Er kellnerte in einem Restaurant in Taimani, wo er sich aber auch nicht lange halten konnte, weil die Kundschaft klagte, viel zu lange aufs Essen warten zu müssen. Raschid behauptete, der Koch sei zu langsam und zu faul.
»Wahrscheinlich hast du in irgendeiner Ecke gehockt und gedöst«, bemerkte Laila.
»Provozier ihn nicht, Laila jo«, sagte Mariam.

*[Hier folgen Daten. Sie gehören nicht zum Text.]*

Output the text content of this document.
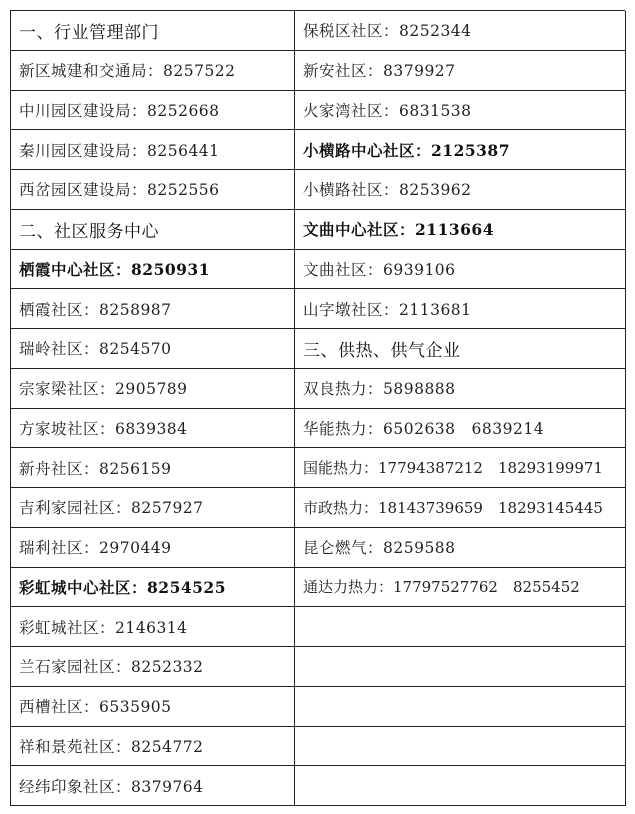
一、行业管理部门	保税区社区：8252344
新区城建和交通局：8257522	新安社区：8379927
中川园区建设局：8252668	火家湾社区：6831538
秦川园区建设局：8256441	小横路中心社区：2125387
西岔园区建设局：8252556	小横路社区：8253962
二、社区服务中心	文曲中心社区：2113664
栖霞中心社区：8250931	文曲社区：6939106
栖霞社区：8258987	山字墩社区：2113681
瑞岭社区：8254570	三、供热、供气企业
宗家梁社区：2905789	双良热力：5898888
方家坡社区：6839384	华能热力：6502638　6839214
新舟社区：8256159	国能热力：17794387212　18293199971
吉利家园社区：8257927	市政热力：18143739659　18293145445
瑞利社区：2970449	昆仑燃气：8259588
彩虹城中心社区：8254525	通达力热力：17797527762　8255452
彩虹城社区：2146314
兰石家园社区：8252332
西槽社区：6535905
祥和景苑社区：8254772
经纬印象社区：8379764
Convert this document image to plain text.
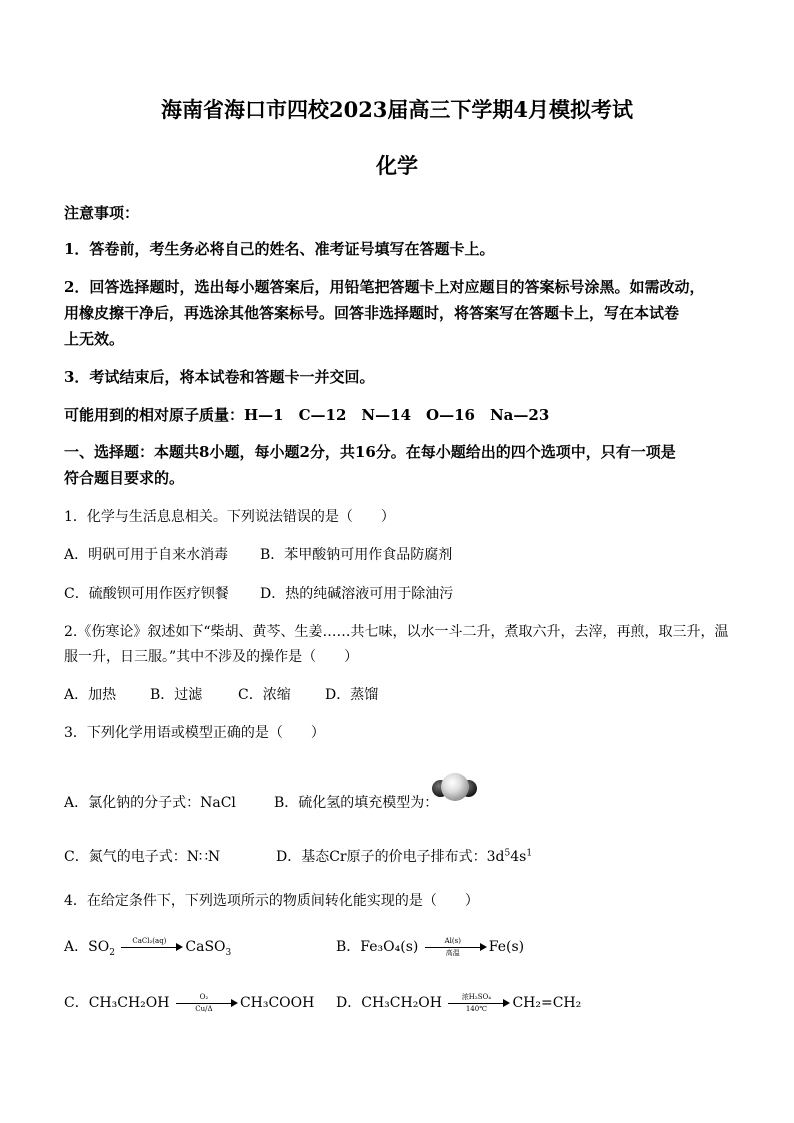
海南省海口市四校2023届高三下学期4月模拟考试
化学
注意事项：
1．答卷前，考生务必将自己的姓名、准考证号填写在答题卡上。
2．回答选择题时，选出每小题答案后，用铅笔把答题卡上对应题目的答案标号涂黑。如需改动，
用橡皮擦干净后，再选涂其他答案标号。回答非选择题时，将答案写在答题卡上，写在本试卷
上无效。
3．考试结束后，将本试卷和答题卡一并交回。
可能用到的相对原子质量：H—1　C—12　N—14　O—16　Na—23
一、选择题：本题共8小题，每小题2分，共16分。在每小题给出的四个选项中，只有一项是
符合题目要求的。
1．化学与生活息息相关。下列说法错误的是（　　）
A．明矾可用于自来水消毒 B．苯甲酸钠可用作食品防腐剂
C．硫酸钡可用作医疗钡餐 D．热的纯碱溶液可用于除油污
2.《伤寒论》叙述如下“柴胡、黄芩、生姜……共七味，以水一斗二升，煮取六升，去滓，再煎，取三升，温
服一升，日三服。”其中不涉及的操作是（　　）
A．加热 B．过滤	C．浓缩 D．蒸馏
3．下列化学用语或模型正确的是（　　）
A．氯化钠的分子式：NaCl	B．硫化氢的填充模型为：
C．氮气的电子式：N∷N	D．基态Cr原子的价电子排布式：$3d^54s^1$
4．在给定条件下，下列选项所示的物质间转化能实现的是（　　）
A．$SO_2$
CaCl₂(aq)	CaSO$_3$	B．Fe₃O₄(s)	Al(s)
高温	Fe(s)
C．$CH_3CH_2OH \frac{\text{O₂}}{Cu/\Delta}$ CH₃COOH D．CH₃CH₂OH	浓H₂SO₄
140℃	CH₂=CH₂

»Sieh dich vor, Frau«, blaffte er.
»Entweder gedöst oder geraucht.«
»Ich warne dich nicht noch einmal.«
»Von dir ist wahrhaftig nichts anderes zu erwarten.«
Und dann fiel er über sie her, prügelte mit Fäusten auf sie ein, riss ihr an den Haaren und schleuderte sie gegen die Wand. Weinend zerrte Aziza an seinem Hemd; auch Zalmai weinte und versuchte, ihn von seiner Mutter wegzuziehen. Raschid stieß die Kinder beiseite, warf Laila zu Boden und trat ihr in den Leib. Mariam versuchte, Laila mit ihrem eigenen Körper zu schützen, doch er trat weiter, blind in seiner Wut, mit Schaum vorm Mund und irrem Blick. Er trat, bis er nicht mehr konnte.
»Du legst es noch darauf an, dass ich dich umbringe, Laila«, schnaubte er keuchend und rannte aus dem Haus.
Das Geld ging aus. Sie hatten nichts mehr zu essen. Alles drehte sich nur noch darum, den Hunger zu stillen.
Wenn es hoch kam, gab es gekochten Reis, ohne jede Zutat. Immer häufiger mussten sie auf eine Mahlzeit verzichten. Manchmal brachte Raschid eine Dose Ölsardinen und trockenes Brot mit nach Hause, das wie Sägemehl schmeckte. Manchmal stahl er Äpfel und riskierte, dafür die Hand abgehackt zu bekommen. In Lebensmittelläden ließ er heimlich eine Dose Ravioli in der Tasche verschwinden, deren Inhalt dann durch fünf geteilt wurde; Zalmai bekam jedes Mal die größte Portion. Sie aßen rohe Rüben, mit einer Prise Salz gewürzt, welke Salatblätter und schwarze Bananen.
An Unterernährung zu sterben wurde zur realen Gefahr. Viele mochten auf einen solchen Tod nicht lange warten. Mariam hörte von einer Witwe aus der Nachbarschaft, die trockenes Brot zerrieben, mit Rattengift vermischt und all ihren sieben Kindern zu essen gegeben hatte. Zuletzt nahm sie selbst davon.
Bei Aziza zeichneten sich die Rippen unter der Haut ab; die runden Wangen fielen ein. Die Waden schrumpften, und ihre Haut nahm die Farbe dünnen Tees an. Wenn Mariam sie auf den Arm nahm, spürte sie die hervortretenden Hüftknochen. Zalmai lag mit stumpfen, halb geschlossenen Augen und schlaffen Gliedern am Boden oder auf dem Schoß seines Vaters. Wenn er genug Kraft dazu hatte, weinte er sich in den Schlaf, doch der Schlaf war gestört und ohne erholsame Wirkung. Sooft sich Mariam erhob, tanzten ihr weiße Funken vor den Augen. Ihr schwindelte, und in den Ohren rauschte es unablässig. Sie erinnerte sich, was Mullah Faizullah zu Beginn eines jeden Ramadan über den Hunger gesagt hatte: »Auch wer von einer Schlange gebissen wurde, kann schlafen, nicht aber der, der hungert.«
»Meine Kinder liegen im Sterben«, jammerte Laila. »Und ich muss tatenlos zusehen.«
»Nein«, sagte Mariam. »Dazu kommt es nicht. Mach dir keine Sorgen, Laila jo. Ich werde es zu verhindern wissen.«
An einem brütend heißen Tag zog sich Mariam ihre Burka über und ging, von Raschid begleitet, zum Hotel Intercontinental — zu Fuß, denn das Geld für eine Busfahrkarte konnten sie nicht aufbringen. Der Weg dorthin führte über einen steilen Anstieg. Von heftigen Schwindelanfällen geplagt, war Mariam immer wieder gezwungen, zu pausieren, um sich zu erholen. Völlig erschöpft erreichte sie schließlich ihr Ziel.
Vor dem Hoteleingang steuerte Raschid auf einen der Türsteher zu, die burgunderrote Livree und eine Schirmmütze trugen. Die beiden begrüßten sich mit einer Umarmung und wechselten ein paar Worte miteinander. Raschid deutete zwischendurch auf Mariam und machte den anderen auf sie aufmerksam. Ihr kam der Livrierte irgendwie bekannt vor.